ST. CLOUD – In the St. Cloud area, houses sold in half the time they did last September — and at a higher cost — despite the anticipated slowdown that comes with the season change.
The average days on the market declined 48% year-over-year in September for the St. Cloud area, which includes St. Cloud, Waite Park, St. Joseph, Sartell and Sauk Rapids, according to the St. Cloud Area Association of Realtors.
The St. Cloud area saw a 2.2% year-over-year increase, bringing the median sales price to $235,000 in September. Central Minnesota saw a 14.8% increase to a record $310,000 in September. Statewide, the median sales price was $310,000, also a record.
"We're maybe seeing two, three offers on a property vs. the five, six, seven in the summer months. But there's still pent-up demand for homes. Buyers are still being aggressive," said Ryan Mortensen, branch vice president for Coldwell Banker Realty in St. Cloud. "Like summer, sellers want to sell their house but then again, where do they go? Because then they'll be a buyer and they'll be in that same spot as everybody else."
Supply remains tight — at 1.5 months in central Minnesota, and 1.3 months in St. Cloud, significantly lower than the four- to six-month range of a balanced market.
"The biggest surprise really is the lack of inventory statewide," said Chris Galler, chief executive of Minnesota Realtors, of the 1.6 month supply statewide. "A lot of times we'd see inventories get low in the past in the fertile crescent — St. Cloud, the Twin Cities, Rochester. We're seeing it everywhere. In rural areas where there would typically be a six-month supply or maybe an eight-month supply, they're down to a two-month supply. We really need that to balance out statewide."

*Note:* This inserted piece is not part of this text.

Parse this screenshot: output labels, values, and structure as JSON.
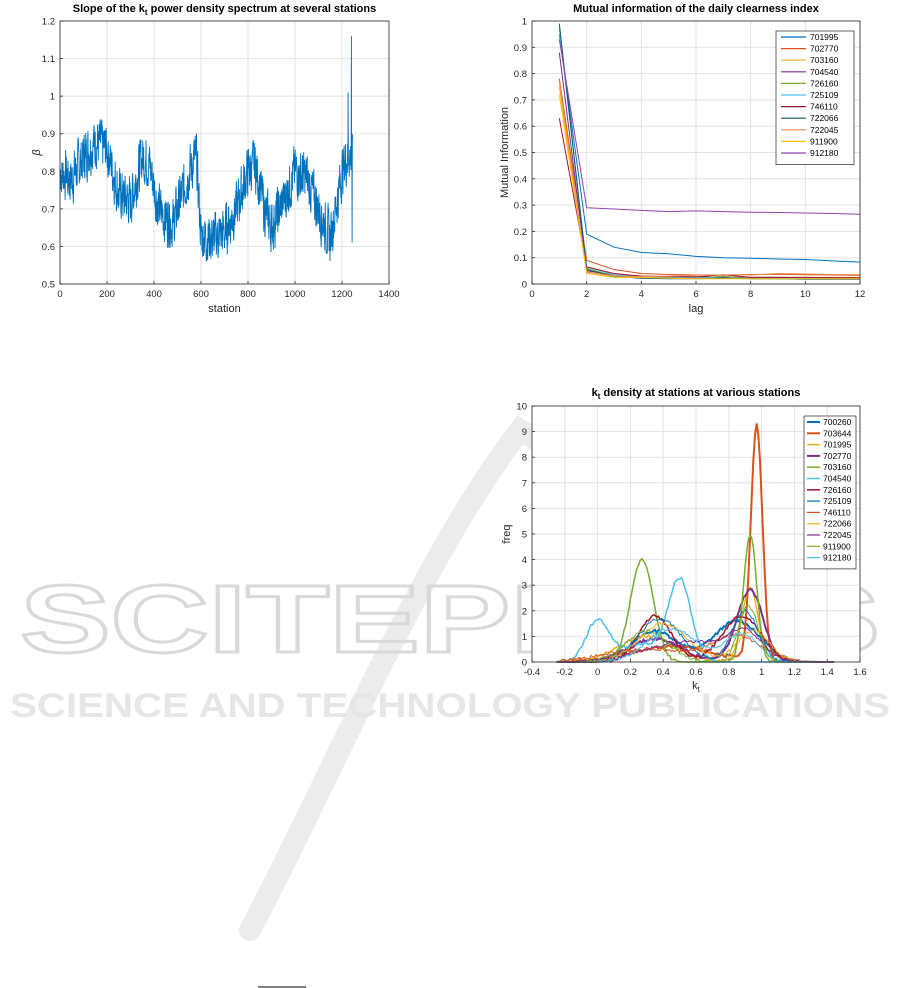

Autumn typically brings a drop in the number of closed sales on residential homes. But central Minnesota saw the smallest decrease of any region in the state, which an expert attributes to the region's strong economy and the prevalence of young families looking to purchase homes.
In central Minnesota — Stearns, Benton, Sherburne and Wright counties — closed sales in September were down just 2.8% year-over-year, compared with an 8.4% drop statewide, according to Minnesota Realtors, the association that tracks home sales. And it's not due to a regional fluke last year, when September saw high numbers of closed sales statewide.
"Because last [September] was such a strong month, we assumed this month we were going to feel it. That's not unusual," Galler said. "In central Minnesota last year, we were up about 25% [in closed sales] from the year before so we're just seeing a little bit of a decline."
The decrease in closed sales corresponds with a decline in new listings and pending sales: Statewide, new listings are down 8.5% and pending sales are down 15.3% year-over-year.
Mortensen attributes some of the increased interest in central Minnesota to more employees working from home.
"A lot of them didn't need to be in the cities or the suburbs. They could be a little farther out with a little bit more room, a little bit more acreage or maybe on a lake," he said.
The pandemic-related trends could continue long after the pandemic subsides, experts say.
"We've seen a lot of people leaving their jobs to seek other careers, to seek other pursuits after the pandemic, kind of re-looking at their life. We see people able to move farther away from their job sources; they are able to work from a remote area more often and therefore eliminate drive-time difficulties," Galler said. "And so I think it's a whole restructuring of society."